The Shire of McIvor was a local government area about 110 km north of Melbourne, the state capital of Victoria, Australia. The shire covered an area of 1295 km2, and existed from 1863 until 1994.

==History==

McIvor was incorporated as a road district on 26 June 1863, and became a shire on 23 December 1864.

The Borough of Heathcote was created around the town of Heathcote in August 1859, but was reannexed as the Central Riding on 27 May 1892. Part of the East Riding was annexed to the Shire of Goulburn on 16 May 1956.

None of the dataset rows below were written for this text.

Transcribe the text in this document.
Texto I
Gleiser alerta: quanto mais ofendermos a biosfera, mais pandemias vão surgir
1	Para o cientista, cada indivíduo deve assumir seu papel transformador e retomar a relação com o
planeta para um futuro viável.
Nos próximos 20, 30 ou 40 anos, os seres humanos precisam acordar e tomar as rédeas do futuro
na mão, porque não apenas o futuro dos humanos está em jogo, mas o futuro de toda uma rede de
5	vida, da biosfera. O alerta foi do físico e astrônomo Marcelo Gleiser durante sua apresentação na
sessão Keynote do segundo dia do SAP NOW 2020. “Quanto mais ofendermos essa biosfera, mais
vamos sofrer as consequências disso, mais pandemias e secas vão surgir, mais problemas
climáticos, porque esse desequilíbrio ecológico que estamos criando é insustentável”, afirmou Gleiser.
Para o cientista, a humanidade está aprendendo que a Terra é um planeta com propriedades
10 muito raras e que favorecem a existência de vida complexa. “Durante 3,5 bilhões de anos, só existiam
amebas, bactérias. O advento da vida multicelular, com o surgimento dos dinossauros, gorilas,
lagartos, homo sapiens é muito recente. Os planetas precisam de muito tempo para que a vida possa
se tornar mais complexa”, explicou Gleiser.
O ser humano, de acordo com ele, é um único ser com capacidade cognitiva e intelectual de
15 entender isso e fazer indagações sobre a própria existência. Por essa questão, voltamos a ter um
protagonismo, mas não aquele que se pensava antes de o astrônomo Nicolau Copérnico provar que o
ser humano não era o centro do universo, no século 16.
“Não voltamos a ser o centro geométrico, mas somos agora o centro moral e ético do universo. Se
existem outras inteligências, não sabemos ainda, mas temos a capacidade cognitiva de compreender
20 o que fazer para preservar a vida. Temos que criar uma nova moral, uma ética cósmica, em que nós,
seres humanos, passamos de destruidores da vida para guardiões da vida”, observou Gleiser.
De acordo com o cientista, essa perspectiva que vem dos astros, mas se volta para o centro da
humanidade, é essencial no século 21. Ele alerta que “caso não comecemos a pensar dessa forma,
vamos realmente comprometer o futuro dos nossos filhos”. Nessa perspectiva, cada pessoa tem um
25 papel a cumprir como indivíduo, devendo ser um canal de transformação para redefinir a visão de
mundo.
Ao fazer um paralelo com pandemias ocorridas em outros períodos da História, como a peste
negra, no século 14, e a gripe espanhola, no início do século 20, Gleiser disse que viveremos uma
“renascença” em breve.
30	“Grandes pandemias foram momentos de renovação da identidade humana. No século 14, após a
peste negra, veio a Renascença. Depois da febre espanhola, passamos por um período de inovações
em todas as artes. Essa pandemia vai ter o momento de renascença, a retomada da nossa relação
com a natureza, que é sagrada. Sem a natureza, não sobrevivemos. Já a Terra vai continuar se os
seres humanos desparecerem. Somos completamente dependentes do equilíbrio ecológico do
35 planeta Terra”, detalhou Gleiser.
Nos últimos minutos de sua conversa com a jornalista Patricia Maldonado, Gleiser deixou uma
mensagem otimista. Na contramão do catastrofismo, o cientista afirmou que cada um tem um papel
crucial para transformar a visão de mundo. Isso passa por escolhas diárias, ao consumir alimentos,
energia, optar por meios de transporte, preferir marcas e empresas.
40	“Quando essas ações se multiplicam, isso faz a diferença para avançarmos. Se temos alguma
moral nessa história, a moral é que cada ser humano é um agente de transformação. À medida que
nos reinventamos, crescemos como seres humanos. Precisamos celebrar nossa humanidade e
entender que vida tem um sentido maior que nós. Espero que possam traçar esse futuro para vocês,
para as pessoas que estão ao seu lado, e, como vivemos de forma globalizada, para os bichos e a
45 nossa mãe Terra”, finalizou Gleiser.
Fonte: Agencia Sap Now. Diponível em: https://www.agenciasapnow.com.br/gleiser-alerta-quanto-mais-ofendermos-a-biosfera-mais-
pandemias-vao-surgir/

On 18 November 1994, the Shire of McIvor was abolished, with most of its area, including Heathcote, transferring into the City of Greater Bendigo, which was created earlier in April 1994. The Graytown district was transferred into the newly created Shire of Strathbogie, while the Mia Mia and Tooborac districts were transferred into the newly created Shire of Mitchell.

==Wards==

The Shire of McIvor was divided into four ridings on 16 May 1956, each of which elected three councillors:
- Centre Riding
- East Riding
- North West Riding
- South West Riding

==Towns and localities==
- Argyle
- Costerfield
- Derrinal
- Glenhope
- Graytown
- Heathcote*
- Knowsley
- Mia Mia
- Redcastle
- Tooborac

- Council seat.

==Population==

| Year | Population |
|---|---|
| 1954 | 2,201 |
| 1958 | 2,180* |
| 1961 | 2,140 |
| 1966 | 1,889 |
| 1971 | 1,789 |
| 1976 | 1,858 |
| 1981 | 2,140 |
| 1986 | 2,555 |
| 1991 | 3,182 |

- Estimate in the 1958 Victorian Year Book.